Implementation:Deepset ai Haystack SentenceTransformersDocumentEmbedder
Metadata
| Field | Value |
|---|---|
| Implementation Name | SentenceTransformersDocumentEmbedder |
| Implementing Principle | Deepset_ai_Haystack_Document_Embedding |
| Class | SentenceTransformersDocumentEmbedder
|
| Module | haystack.components.embedders.sentence_transformers_document_embedder
|
| Source Reference | haystack/components/embedders/sentence_transformers_document_embedder.py:L18-270
|
| Repository | Deepset_ai_Haystack |
| Dependencies | sentence-transformers, torch |
Overview
SentenceTransformersDocumentEmbedder is a Haystack component that calculates dense vector embeddings for a list of Document objects using Sentence Transformers models. It stores the computed embedding in the embedding field of each document. This component is designed for use in indexing pipelines, where documents are embedded before being written to a document store for later semantic retrieval.
Description
The component wraps the Sentence Transformers library to provide document embedding within the Haystack pipeline architecture. It supports a wide range of configuration options including model selection, device placement, batch processing, embedding normalization, precision control, and multiple inference backends (PyTorch, ONNX, OpenVINO).
Key behaviors:
- Lazy initialization: The underlying model is not loaded until
warm_up()is called (or automatically on firstrun()). - Meta field embedding: Metadata fields specified in
meta_fields_to_embedare concatenated with document content using theembedding_separatorbefore embedding. - Prefix/suffix support: A configurable prefix and suffix are prepended and appended to each document text, supporting instruction-based embedding models like E5 and BGE.

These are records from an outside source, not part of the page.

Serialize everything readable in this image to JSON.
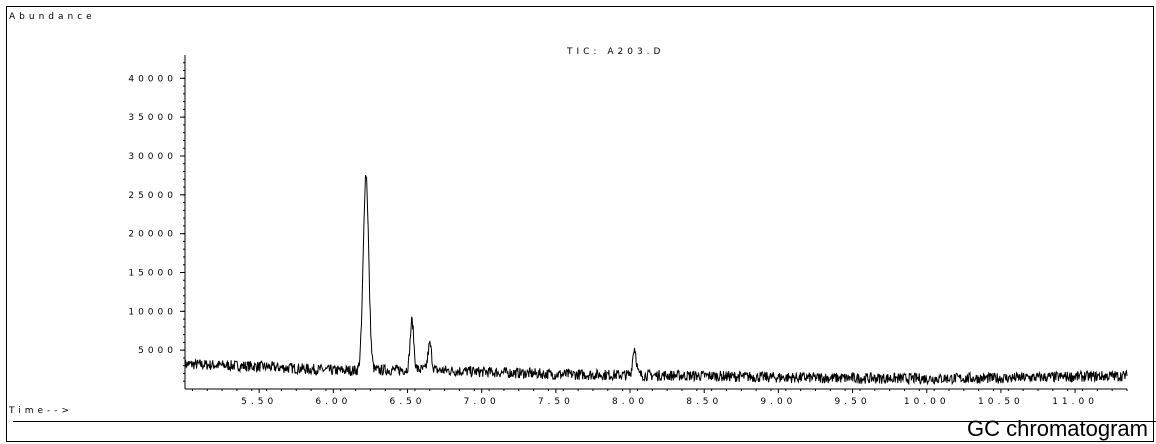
{
  "caption": "GC chromatogram",
  "chart_data": {
    "type": "line",
    "title": "TIC: A203.D",
    "ylabel": "Abundance",
    "xlabel": "Time-->",
    "xlim": [
      5.0,
      11.35
    ],
    "ylim": [
      0,
      43000
    ],
    "x_ticks": [
      "5.50",
      "6.00",
      "6.50",
      "7.00",
      "7.50",
      "8.00",
      "8.50",
      "9.00",
      "9.50",
      "10.00",
      "10.50",
      "11.00"
    ],
    "y_ticks": [
      "5000",
      "10000",
      "15000",
      "20000",
      "25000",
      "30000",
      "35000",
      "40000"
    ],
    "baseline": {
      "x": [
        5.0,
        5.5,
        6.0,
        6.2,
        6.6,
        7.0,
        7.5,
        8.0,
        8.5,
        9.0,
        9.5,
        10.0,
        10.5,
        11.0,
        11.35
      ],
      "y": [
        3200,
        2900,
        2400,
        2400,
        2500,
        2200,
        1900,
        1800,
        1700,
        1500,
        1400,
        1350,
        1400,
        1600,
        1700
      ]
    },
    "peaks": [
      {
        "x": 6.22,
        "height": 25300
      },
      {
        "x": 6.53,
        "height": 6300
      },
      {
        "x": 6.65,
        "height": 3300
      },
      {
        "x": 8.03,
        "height": 3500
      }
    ]
  }
}
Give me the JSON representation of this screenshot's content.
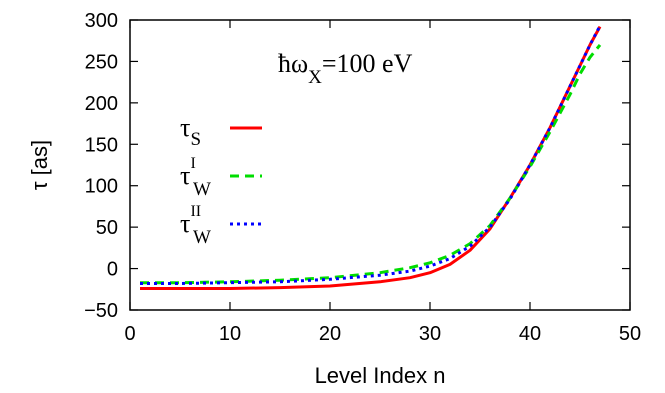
{
  "chart_data": {
    "type": "line",
    "xlabel": "Level Index n",
    "ylabel": "τ [as]",
    "xlim": [
      0,
      50
    ],
    "ylim": [
      -50,
      300
    ],
    "xticks": [
      0,
      10,
      20,
      30,
      40,
      50
    ],
    "yticks": [
      -50,
      0,
      50,
      100,
      150,
      200,
      250,
      300
    ],
    "xtick_labels": [
      "0",
      "10",
      "20",
      "30",
      "40",
      "50"
    ],
    "ytick_labels": [
      "−50",
      "0",
      "50",
      "100",
      "150",
      "200",
      "250",
      "300"
    ],
    "grid": false,
    "legend_position": "left-center",
    "annotation": {
      "prefix": "ħω",
      "sub": "X",
      "suffix": "=100 eV"
    },
    "series": [
      {
        "name": "τS",
        "label_main": "τ",
        "label_sub": "S",
        "label_sup": "",
        "color": "#ff0000",
        "style": "solid",
        "x": [
          1,
          5,
          10,
          15,
          20,
          25,
          28,
          30,
          32,
          34,
          36,
          38,
          40,
          42,
          44,
          45,
          46,
          47
        ],
        "y": [
          -24,
          -24,
          -24,
          -23,
          -21,
          -16,
          -11,
          -5,
          5,
          22,
          48,
          85,
          125,
          170,
          220,
          245,
          270,
          292
        ]
      },
      {
        "name": "τWI",
        "label_main": "τ",
        "label_sub": "W",
        "label_sup": "I",
        "color": "#00dd00",
        "style": "dashed",
        "x": [
          1,
          5,
          10,
          15,
          20,
          25,
          28,
          30,
          32,
          34,
          36,
          38,
          40,
          42,
          44,
          45,
          46,
          47
        ],
        "y": [
          -17,
          -17,
          -16,
          -14,
          -11,
          -5,
          1,
          7,
          16,
          30,
          52,
          85,
          123,
          165,
          210,
          235,
          255,
          270
        ]
      },
      {
        "name": "τWII",
        "label_main": "τ",
        "label_sub": "W",
        "label_sup": "II",
        "color": "#0000ff",
        "style": "dotted",
        "x": [
          1,
          5,
          10,
          15,
          20,
          25,
          28,
          30,
          32,
          34,
          36,
          38,
          40,
          42,
          44,
          45,
          46,
          47
        ],
        "y": [
          -18,
          -18,
          -17,
          -16,
          -13,
          -8,
          -3,
          3,
          12,
          27,
          50,
          84,
          125,
          170,
          220,
          245,
          270,
          293
        ]
      }
    ]
  }
}
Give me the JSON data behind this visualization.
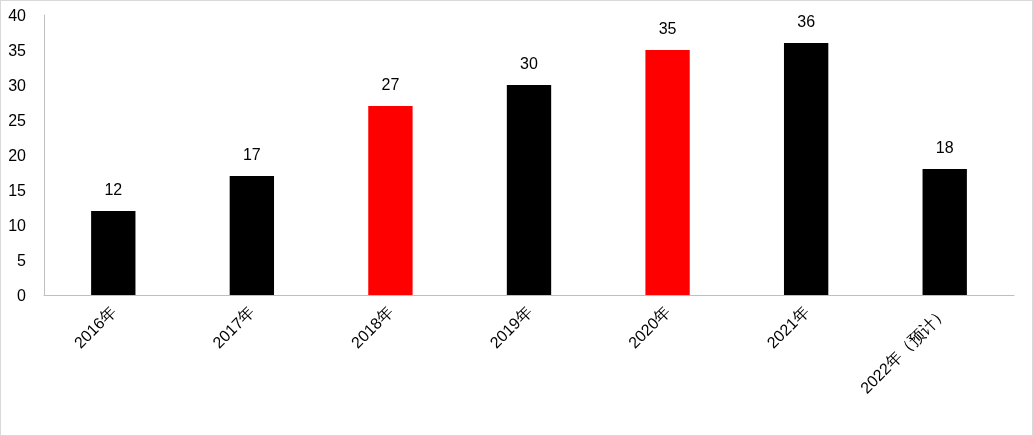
{
  "chart_data": {
    "type": "bar",
    "categories": [
      "2016年",
      "2017年",
      "2018年",
      "2019年",
      "2020年",
      "2021年",
      "2022年（预计）"
    ],
    "values": [
      12,
      17,
      27,
      30,
      35,
      36,
      18
    ],
    "colors": [
      "#000000",
      "#000000",
      "#ff0000",
      "#000000",
      "#ff0000",
      "#000000",
      "#000000"
    ],
    "ylim": [
      0,
      40
    ],
    "yticks": [
      0,
      5,
      10,
      15,
      20,
      25,
      30,
      35,
      40
    ],
    "grid": false,
    "data_labels": true
  }
}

- Immutable documents: The component returns new
Documentinstances with theembeddingfield populated, usingdataclasses.replace()to avoid mutating the input.
Code Reference
Import
from haystack.components.embedders import SentenceTransformersDocumentEmbedder
Constructor Signature
SentenceTransformersDocumentEmbedder(
model: str = "sentence-transformers/all-mpnet-base-v2",
device: ComponentDevice | None = None,
token: Secret | None = Secret.from_env_var(["HF_API_TOKEN", "HF_TOKEN"], strict=False),
prefix: str = "",
suffix: str = "",
batch_size: int = 32,
progress_bar: bool = True,
normalize_embeddings: bool = False,
meta_fields_to_embed: list[str] | None = None,
embedding_separator: str = "\n",
trust_remote_code: bool = False,
local_files_only: bool = False,
truncate_dim: int | None = None,
model_kwargs: dict[str, Any] | None = None,
tokenizer_kwargs: dict[str, Any] | None = None,
config_kwargs: dict[str, Any] | None = None,
precision: Literal["float32", "int8", "uint8", "binary", "ubinary"] = "float32",
encode_kwargs: dict[str, Any] | None = None,
backend: Literal["torch", "onnx", "openvino"] = "torch",
revision: str | None = None,
)
| Parameter | Type | Default | Description |
|---|---|---|---|
model |
str |
"sentence-transformers/all-mpnet-base-v2" |
Hugging Face model ID or local path for the embedding model. |
device |
None | None |
Device to load the model on. If None, uses the default device. |
token |
None | env var | API token for private Hugging Face models. |
prefix |
str |
"" |
String prepended to each document text before embedding. |
suffix |
str |
"" |
String appended to each document text before embedding. |
batch_size |
int |
32 |
Number of documents to embed in each batch. |
progress_bar |
bool |
True |
Whether to display a progress bar during embedding. |
normalize_embeddings |
bool |
False |
If True, L2-normalizes embeddings to unit length. |
meta_fields_to_embed |
None | None |
Metadata fields to concatenate with document content before embedding. |
embedding_separator |
str |
"\n" |
Separator between metadata fields and document content. |
trust_remote_code |
bool |
False |
Whether to allow custom model code from Hugging Face. |
local_files_only |
bool |
False |
If True, only use locally cached models. |
truncate_dim |
None | None |
Truncate embeddings to this dimensionality (Matryoshka support). |
model_kwargs |
None | None |
Additional kwargs for model loading. |
tokenizer_kwargs |
None | None |
Additional kwargs for tokenizer loading. |
config_kwargs |
None | None |
Additional kwargs for config loading. |
precision |
Literal[...] |
"float32" |
Embedding precision: float32, int8, uint8, binary, or ubinary. |
encode_kwargs |
None | None |
Additional kwargs passed to SentenceTransformer.encode.
|
backend |
Literal[...] |
"torch" |
Inference backend: torch, onnx, or openvino. |
revision |
None | None |
Specific model version (branch, tag, or commit ID). |
I/O Contract
Input
| Parameter | Type | Required | Description |
|---|---|---|---|
documents |
list[Document] |
Yes | List of Haystack Document objects to embed. |
Output
| Key | Type | Description |
|---|---|---|
documents |
list[Document] |
The input documents with the embedding field populated with dense vectors.
|
The output dictionary has the structure:
{"documents": list[Document]} # each Document now has .embedding set
Usage Examples
Basic Document Embedding
from haystack import Document
from haystack.components.embedders import SentenceTransformersDocumentEmbedder
doc = Document(content="I love pizza!")
doc_embedder = SentenceTransformersDocumentEmbedder()
doc_embedder.warm_up()
result = doc_embedder.run([doc])
print(result["documents"][0].embedding)
# [-0.07804739475250244, 0.1498992145061493, ...]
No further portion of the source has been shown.